A cominciare dal muso, che rappresenta sicuramente l'elemento su cui la Red Bull si è mossa in modo se vogliamo più estremo rispetto alla precedente RB15. Confermata la protuberanza forata centrale, non possiamo non notare sul nasino della monoposto la presenza di due soffiature, il cui compito è quello di spingere il flusso d'aria verso la parte inferiore del muso. I profili alari che si presentano ai lati dei piloni dell'ala anteriore sono di chiara ispirazione Ferrari (confermati non a caso anche sulla nuova SF1000), mentre le zanne ai lati del muso sono di chiara ispirazione Mercedes e hanno la funzione di raccogliere il flusso d'aria e farlo confluire sotto di esse.

Interessante l'ala anteriore, con Red Bull che a differenza di Ferrari (che ha mantenuto la filosofia outwash) decide di puntare sulla filosofia upwash, con lo scopo di reindirizzare i flussi d'aria verso l'alto al fine di massimizzare il carico aerodinamico sull'anteriore. L'S-Duct presenta una doppia apertura, mentre ai lati sono state inserite delle piccole corna, la cui funzione aerodinamica è indirizzare i vortici d'aria verso l'esterno. Confermato lo schema push-rod sulla sospensione anteriore, la quale però sembra inclinata più in avanti rispetto alla RB15: probabile quindi supporre che la RB16 presenti un passo leggermente più lungo, andando così ad allinearsi a Ferrari e (sulla carta) Mercedes. Badgeboard e deviatori di flusso sembrano sostanzialmente simili a quelli già visti sulla monoposto della passata stagione.

Attenzione alla zona airbox-Halo: se l'airbox mantiene la sua forma ogivale (al fine di portare aria per raffreddare l'ERS e il cambio) già vista nelle passate stagioni, da notare sotto di esso la presenza ai lati di due piccole alette (coperte dalla vernice gialla) la cui funzione è quella di convogliare il flusso verso il retrotreno. Presenti ai lati dell'Halo due convogliatori di flusso. Gli specchietti sembrano presentare dei soffiaggi dalla chiara funzione aerodinamica, anche se dall'immagine diffusa non è abbastanza chiaro.
Le bocche dei radiatori si presentano piccole come sulla RB15 della passata stagione, mentre le fiancate sembrano ricordare quella della Mercedes mantenendo ovviamente la rastremazione già vista sulla monoposto della passata stagione.

Rispetto alla SF1000 la pinna sembra essere più ridotta.
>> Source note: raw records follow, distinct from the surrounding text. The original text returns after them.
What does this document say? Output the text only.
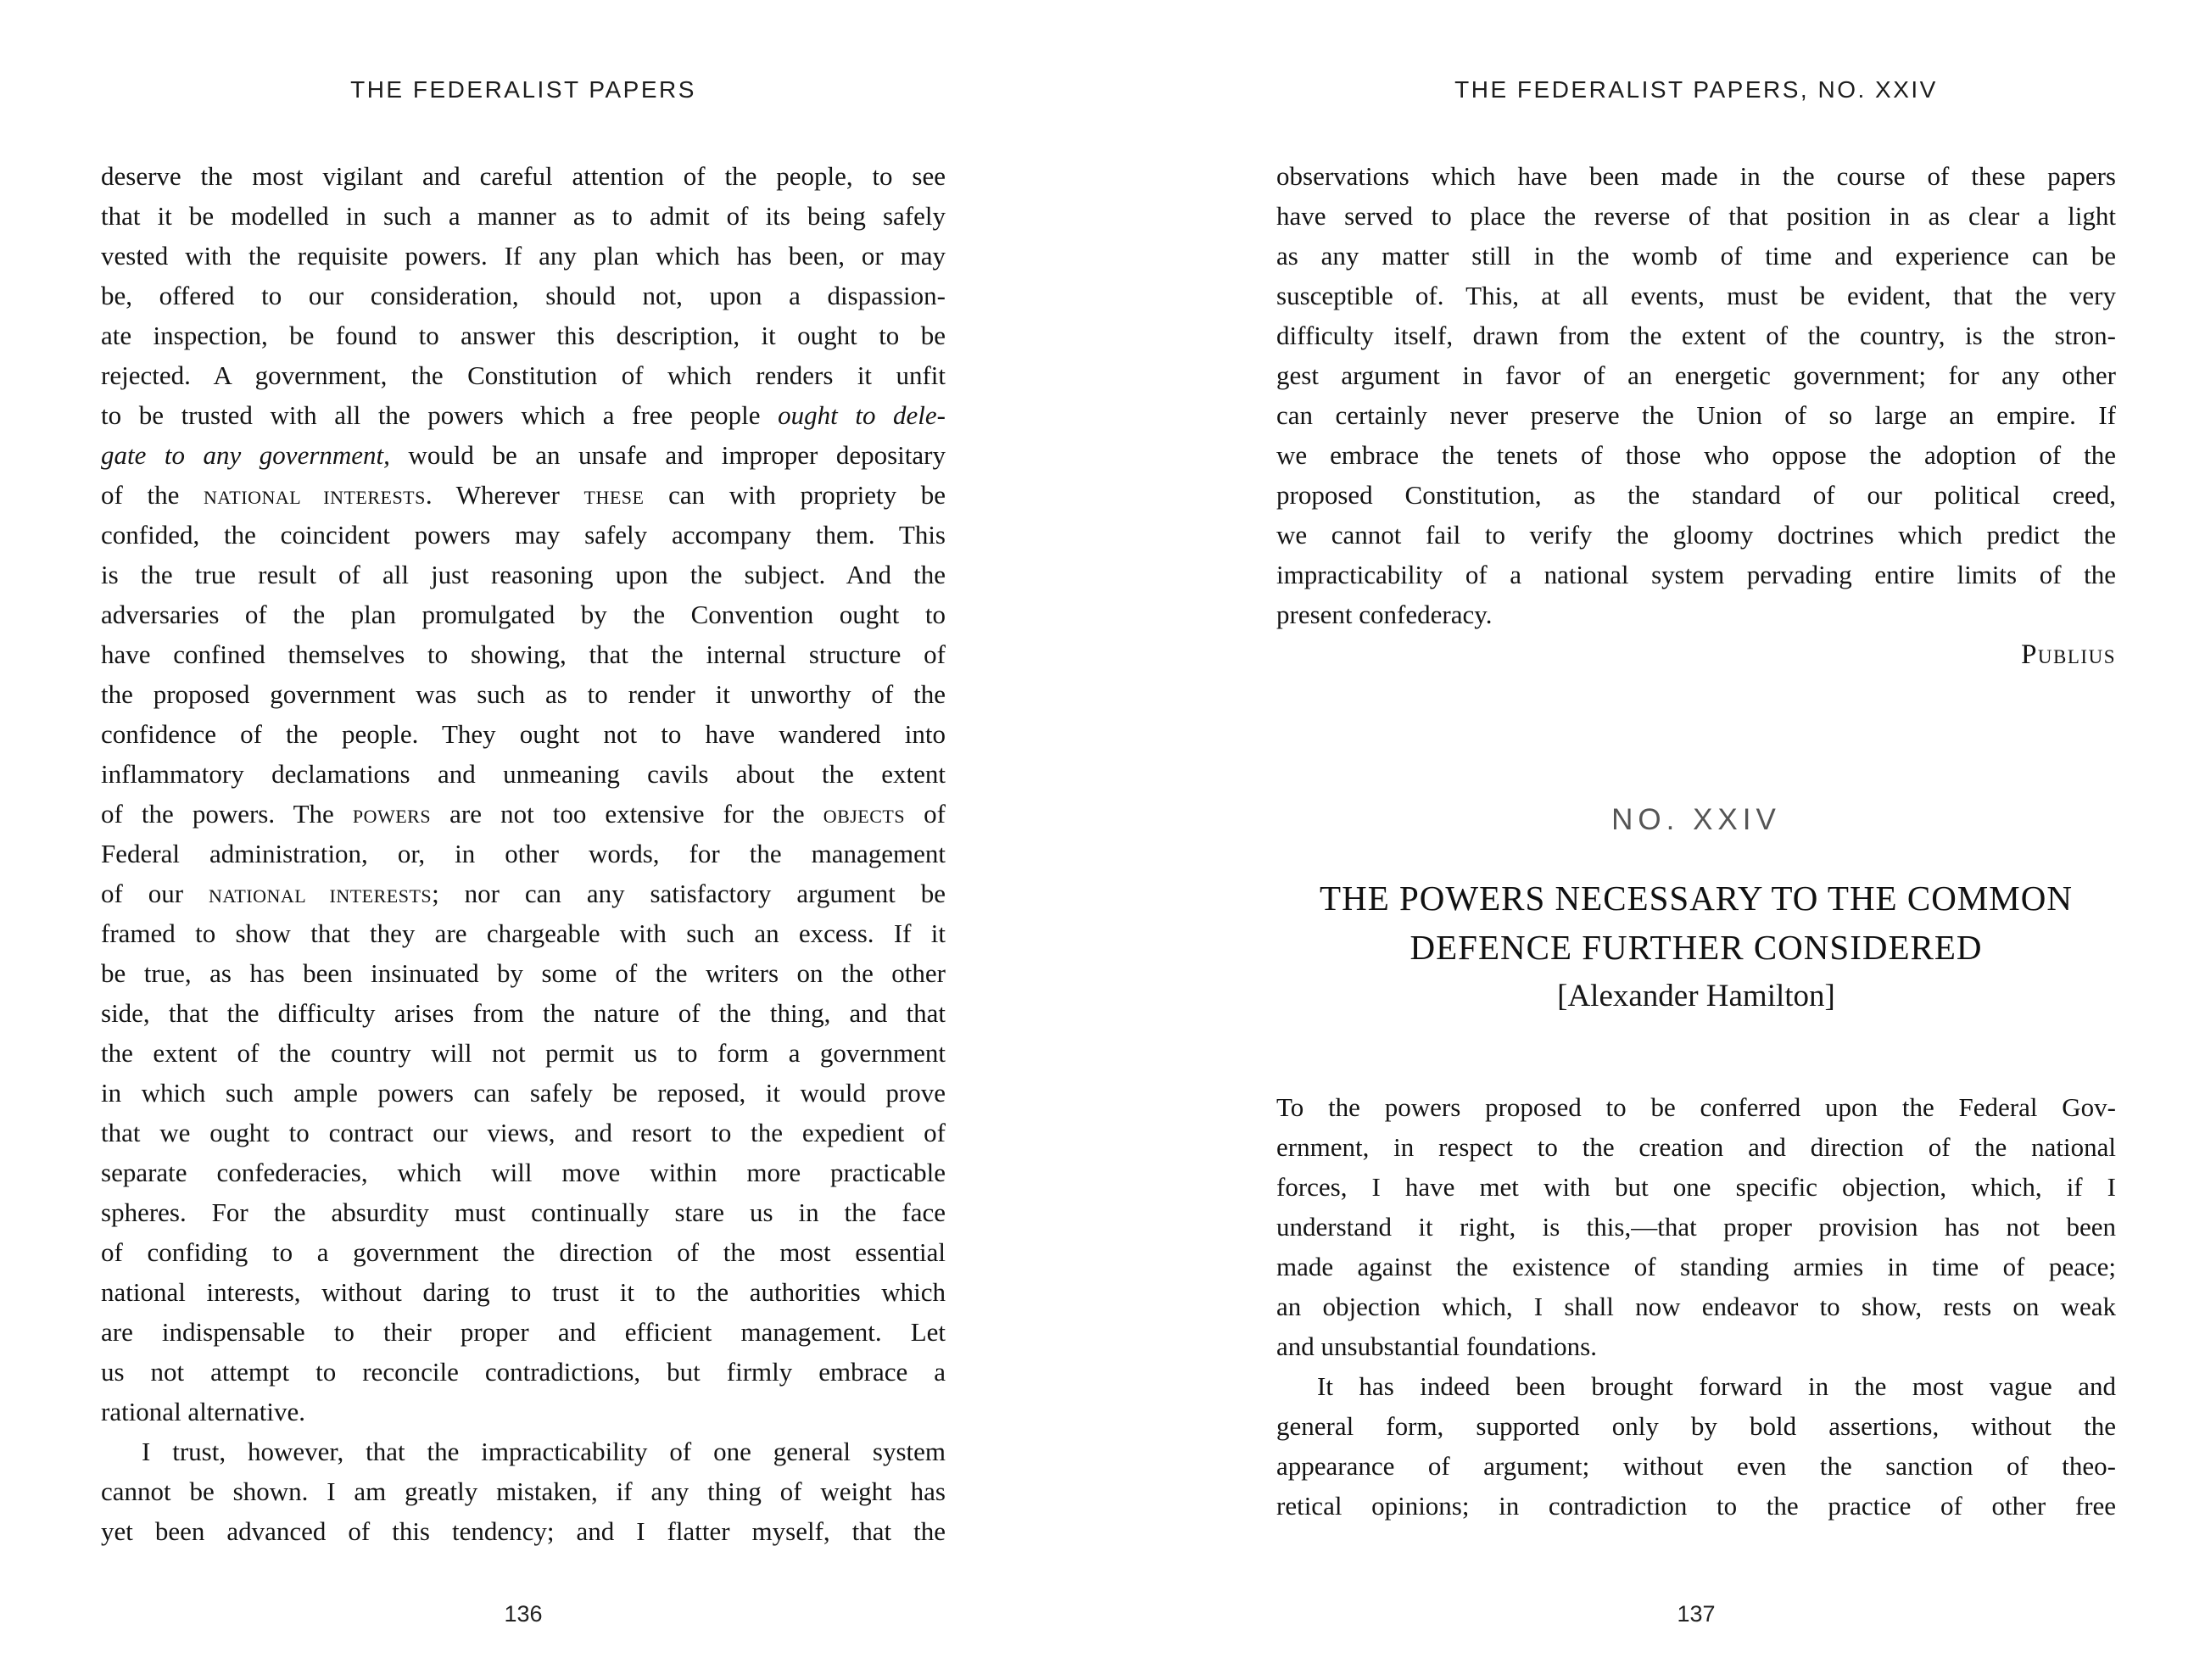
THE FEDERALIST PAPERS
deserve the most vigilant and careful attention of the people, to see
that it be modelled in such a manner as to admit of its being safely
vested with the requisite powers. If any plan which has been, or may
be, offered to our consideration, should not, upon a dispassion-
ate inspection, be found to answer this description, it ought to be
rejected. A government, the Constitution of which renders it unfit
to be trusted with all the powers which a free people ought to dele-
gate to any government, would be an unsafe and improper depositary
of the NATIONAL INTERESTS. Wherever THESE can with propriety be
confided, the coincident powers may safely accompany them. This
is the true result of all just reasoning upon the subject. And the
adversaries of the plan promulgated by the Convention ought to
have confined themselves to showing, that the internal structure of
the proposed government was such as to render it unworthy of the
confidence of the people. They ought not to have wandered into
inflammatory declamations and unmeaning cavils about the extent
of the powers. The POWERS are not too extensive for the OBJECTS of
Federal administration, or, in other words, for the management
of our NATIONAL INTERESTS; nor can any satisfactory argument be
framed to show that they are chargeable with such an excess. If it
be true, as has been insinuated by some of the writers on the other
side, that the difficulty arises from the nature of the thing, and that
the extent of the country will not permit us to form a government
in which such ample powers can safely be reposed, it would prove
that we ought to contract our views, and resort to the expedient of
separate confederacies, which will move within more practicable
spheres. For the absurdity must continually stare us in the face
of confiding to a government the direction of the most essential
national interests, without daring to trust it to the authorities which
are indispensable to their proper and efficient management. Let
us not attempt to reconcile contradictions, but firmly embrace a
rational alternative.
I trust, however, that the impracticability of one general system
cannot be shown. I am greatly mistaken, if any thing of weight has
yet been advanced of this tendency; and I flatter myself, that the
136
THE FEDERALIST PAPERS, NO. XXIV
observations which have been made in the course of these papers
have served to place the reverse of that position in as clear a light
as any matter still in the womb of time and experience can be
susceptible of. This, at all events, must be evident, that the very
difficulty itself, drawn from the extent of the country, is the stron-
gest argument in favor of an energetic government; for any other
can certainly never preserve the Union of so large an empire. If
we embrace the tenets of those who oppose the adoption of the
proposed Constitution, as the standard of our political creed,
we cannot fail to verify the gloomy doctrines which predict the
impracticability of a national system pervading entire limits of the
present confederacy.
Publius
NO. XXIV
THE POWERS NECESSARY TO THE COMMON
DEFENCE FURTHER CONSIDERED
[Alexander Hamilton]
To the powers proposed to be conferred upon the Federal Gov-
ernment, in respect to the creation and direction of the national
forces, I have met with but one specific objection, which, if I
understand it right, is this,—that proper provision has not been
made against the existence of standing armies in time of peace;
an objection which, I shall now endeavor to show, rests on weak
and unsubstantial foundations.
It has indeed been brought forward in the most vague and
general form, supported only by bold assertions, without the
appearance of argument; without even the sanction of theo-
retical opinions; in contradiction to the practice of other free
137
Confermato l'assetto Rake, anche se rispetto alla RB15 sembra essere meno picchiato.
La sospensione posteriore è di tipo pull-rod, ma il triangolo superiore risulta assai disassato per via del bracket posizionato piuttosto in alto.

Nuovo il concept dell'ala posteriore, sorretta non più dal monopilone (come abbiamo visto sulla RB15), ma da un doppio pilone a collo di cigno (soluzione, questa, adottata negli ultimi anni dalla Ferrari) che a sua volta è ancorato agli scarichi della valvola wastegate. Non compare al momento la T-Wing, cosa questa confermata anche dal shakedown di Silverstone.

In conclusione, la nuova RB16 può quindi essere considerata un'evoluzione estrema della tutto sommato positiva RB15 della passata stagione. Se sarà vincente o meno saranno solo le prime gare del Mondiale a dirlo.